California ruling on civil trials may stem tide of closed courtrooms
The California Supreme Court’s pronouncement that civil trials are presumptively open is somewhat like your wife saying you’re handsome: It’s assumed, but still nice to hear.
The court’s decision in NBC Subsidiary (KNBC-TV) v. Superior Court marked the first time that California’s highest court had addressed whether the guarantees of openness in criminal trials apply in civil cases. In a resounding 7-0 opinion, the court held that they did.
The ruling in NBC Subsidiary is as significant for its timing as it is for its precedential value. Trial court judges across California and the rest of the country have demonstrated an increasing willingness to close courtrooms, seal court files and gag trial participants, all in the name of “protecting” potential and sitting jurors from outside information and influences. In NBC Superior, the court firmly rejects the notion that juries can be fair only if courtrooms are closed.
“We must presume that jurors generally follow instructions to avoid media coverage and to disregard coverage that they happen to hear or see,” the court said. Absent specific evidence to the contrary, this presumption must override assertions that publicity will deprive a party of a fair trial.
The parties in the case underlying the NBC Superior appeal were Clint Eastwood and Sondra Locke. Locke sued Eastwood for fraud for allegedly breaking promises to help her develop movie projects. The case generated considerable pre-trial publicity, and the trial judge was determined to avoid the media circus that had surrounded other high-profile California cases.
Almost immediately after the jury was selected, the trial judge announced — in closed session — that he was not going to permit the public or the press to participate in any hearing from which the jury was excluded. The courtroom accordingly was closed whenever the parties conducted evidentiary hearings and argued motions to dismiss. The judge even closed the courtroom during the hearing on KNBC’s motion to re-open the proceedings.

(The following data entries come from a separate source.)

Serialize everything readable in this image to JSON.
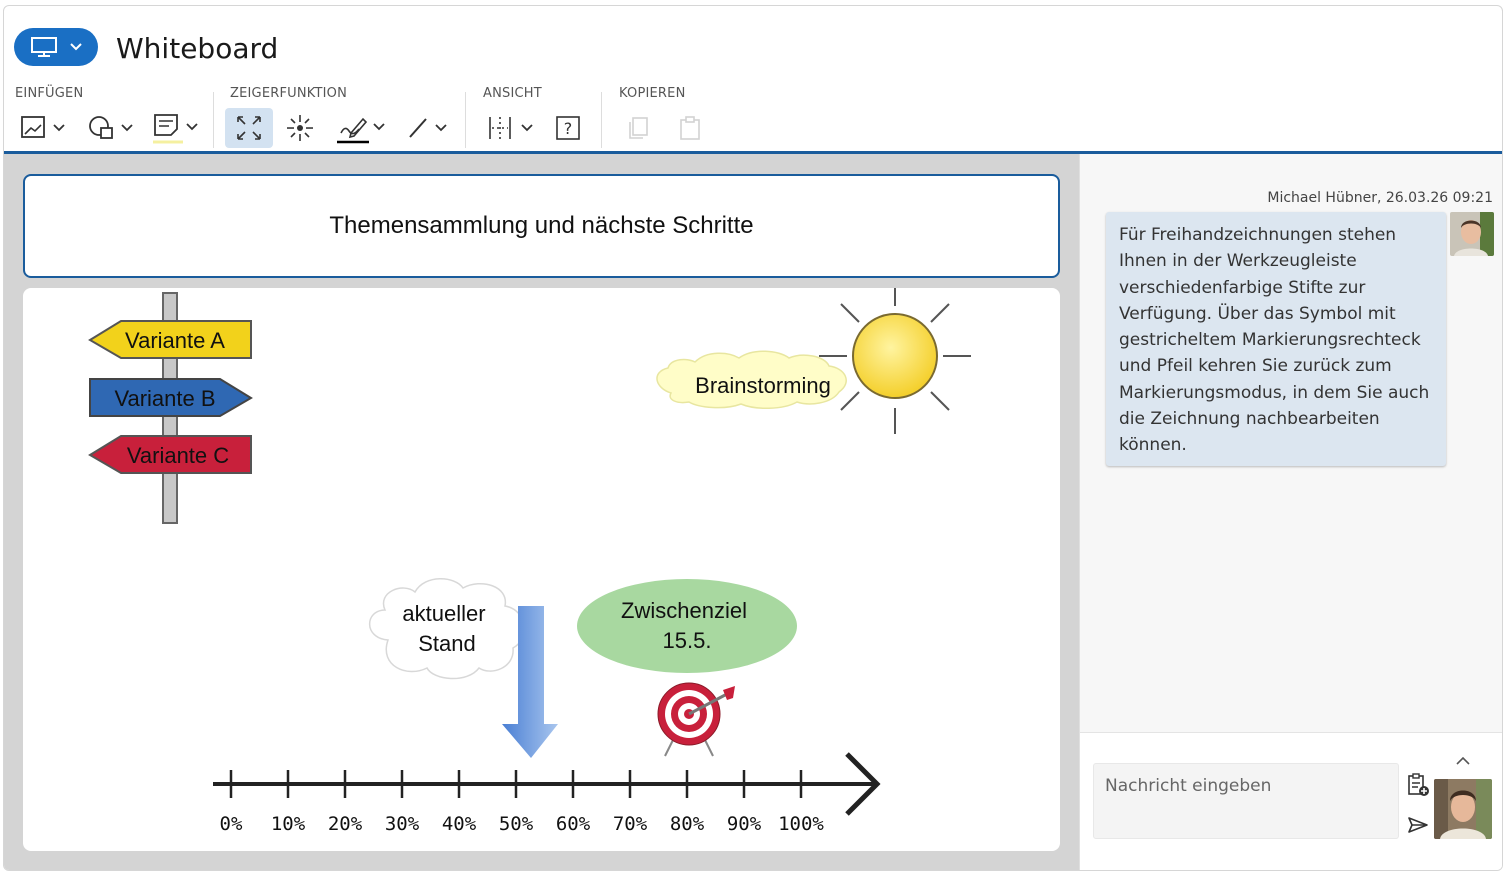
{
  "app": {
    "title": "Whiteboard"
  },
  "toolbar": {
    "groups": {
      "insert": "EINFÜGEN",
      "pointer": "ZEIGERFUNKTION",
      "view": "ANSICHT",
      "copy": "KOPIEREN"
    }
  },
  "board": {
    "title": "Themensammlung und nächste Schritte",
    "signs": [
      "Variante A",
      "Variante B",
      "Variante C"
    ],
    "brainstorm": "Brainstorming",
    "cloud": [
      "aktueller",
      "Stand"
    ],
    "milestone": [
      "Zwischenziel",
      "15.5."
    ],
    "ticks": [
      "0%",
      "10%",
      "20%",
      "30%",
      "40%",
      "50%",
      "60%",
      "70%",
      "80%",
      "90%",
      "100%"
    ]
  },
  "chat": {
    "meta": "Michael Hübner, 26.03.26 09:21",
    "message": "Für Freihandzeichnungen stehen Ihnen in der Werkzeugleiste verschiedenfarbige Stifte zur Verfügung. Über das Symbol mit gestricheltem Markierungsrechteck und Pfeil kehren Sie zurück zum Markierungsmodus, in dem Sie auch die Zeichnung nachbearbeiten können.",
    "input_placeholder": "Nachricht eingeben"
  },
  "colors": {
    "accent": "#1a6fc4",
    "border": "#1a5c9c",
    "sign_a": "#f2d21b",
    "sign_b": "#2f68b3",
    "sign_c": "#c8203b",
    "sun": "#f6d63a",
    "milestone": "#a8d8a0",
    "bubble": "#dce6f0"
  }
}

After KNBC’s motion was denied, the television station appealed on an emergency basis to the California Court of Appeal. Within 24 hours, the appeals court reversed the trial judge’s closure orders. The judge nevertheless continued to exclude the public and the press from evidentiary and other hearings by conducting these hearings in chambers. Although the case was settled while the jury was deliberating, the California Supreme Court agreed to decide whether the public enjoys a right of access to civil trials.

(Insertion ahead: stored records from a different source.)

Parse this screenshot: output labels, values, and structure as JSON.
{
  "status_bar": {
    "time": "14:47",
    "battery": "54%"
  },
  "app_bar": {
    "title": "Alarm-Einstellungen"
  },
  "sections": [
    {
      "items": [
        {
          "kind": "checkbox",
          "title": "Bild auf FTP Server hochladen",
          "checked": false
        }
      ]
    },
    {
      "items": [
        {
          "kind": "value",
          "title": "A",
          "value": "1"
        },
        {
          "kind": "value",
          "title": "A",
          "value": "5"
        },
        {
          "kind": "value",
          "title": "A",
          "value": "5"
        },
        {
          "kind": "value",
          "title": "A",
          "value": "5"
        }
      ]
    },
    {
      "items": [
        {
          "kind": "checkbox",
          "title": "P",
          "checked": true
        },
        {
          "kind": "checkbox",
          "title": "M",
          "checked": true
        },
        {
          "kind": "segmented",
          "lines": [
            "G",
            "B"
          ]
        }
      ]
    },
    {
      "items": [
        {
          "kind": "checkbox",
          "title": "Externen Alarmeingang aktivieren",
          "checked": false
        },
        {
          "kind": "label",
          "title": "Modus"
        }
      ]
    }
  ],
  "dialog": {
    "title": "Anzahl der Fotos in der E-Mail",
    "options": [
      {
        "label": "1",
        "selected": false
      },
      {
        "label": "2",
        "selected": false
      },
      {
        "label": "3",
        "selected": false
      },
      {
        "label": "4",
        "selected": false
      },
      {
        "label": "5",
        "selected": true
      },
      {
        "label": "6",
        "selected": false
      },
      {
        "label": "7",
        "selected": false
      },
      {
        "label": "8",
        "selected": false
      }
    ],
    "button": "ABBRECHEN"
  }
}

After analyzing U.S. Supreme Court decisions establishing the First Amendment right of access to criminal trials, the California court concluded that no basis exists for recognizing a different right in civil cases. Open civil cases, like open criminal trials, “enhance the performance and accuracy of trial proceedings, educate the public and serve a ‘therapeutic’ value to the community,” the court said.

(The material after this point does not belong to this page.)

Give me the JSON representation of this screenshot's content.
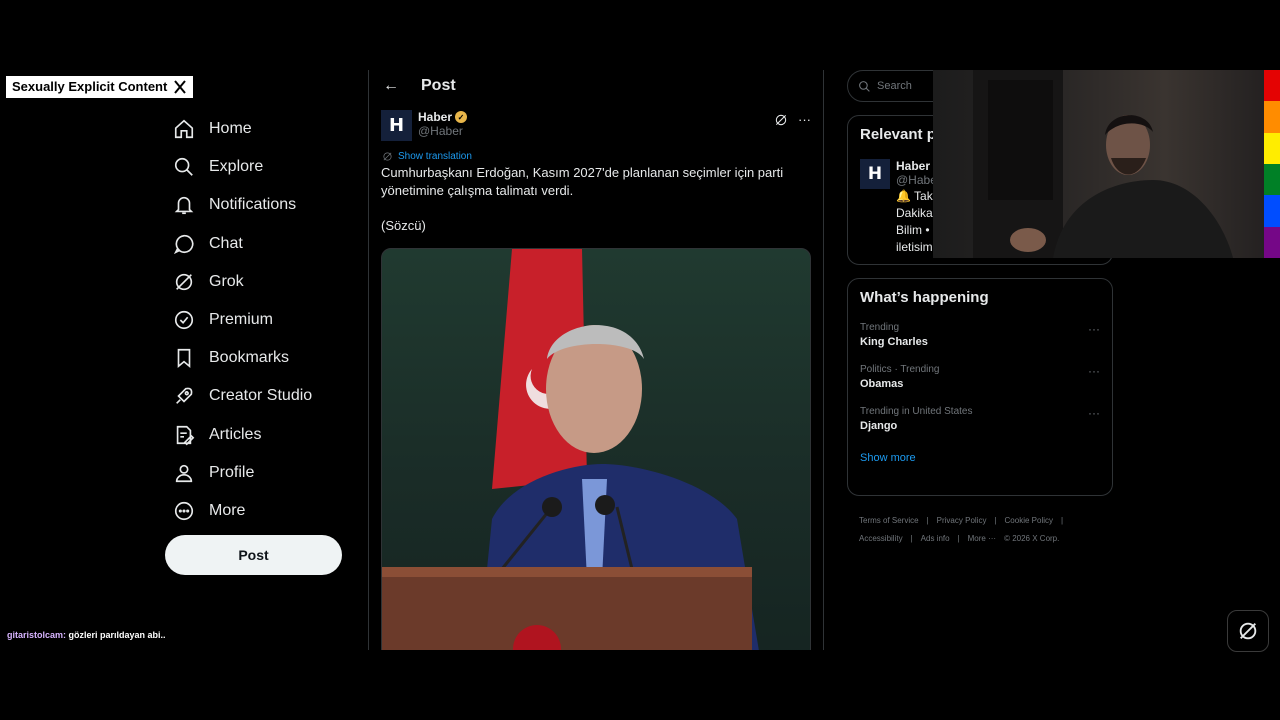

As in criminal cases, however, the right of access to civil trials is not absolute. Civil proceedings can be closed if the trial court finds that an “overriding” interest supports closure and that closure is the only means of achieving this interest. Other means — such as sequestration, thorough questioning of potential jurors and instructions to jurors to avoid media coverage of the case — must be considered (and perhaps even attempted) before closure would be permitted. Because the California Supreme Court so enthusiastically embraced the presumption that jurors will follow appropriate instructions, it will be difficult for trial judges to dismiss this means of ensuring impartiality.
The California court also reminded trial judges that closure orders cannot be entered unless the public is notified that closure is being considered. If a motion for closure is made orally during a trial or other hearing, the judge must announce in open court that he or she is considering holding part or all of a proceeding in closed session. Any objection to closure can be made at that time.
In the five years since the O.J. Simpson frenzy, trial judges in every state have become bolder in denying public access to all cases, civil and criminal. With any luck, the decision in NBC Subsidiary will stem that momentum and cause judges to realize that public access to courts is an opportunity, not an inconvenience.
Douglas Lee is a partner in the Dixon, Ill., law firm of Ehrmann Gehlbach Beckman Badger & Lee and a legal correspondent for the First Amendment Center.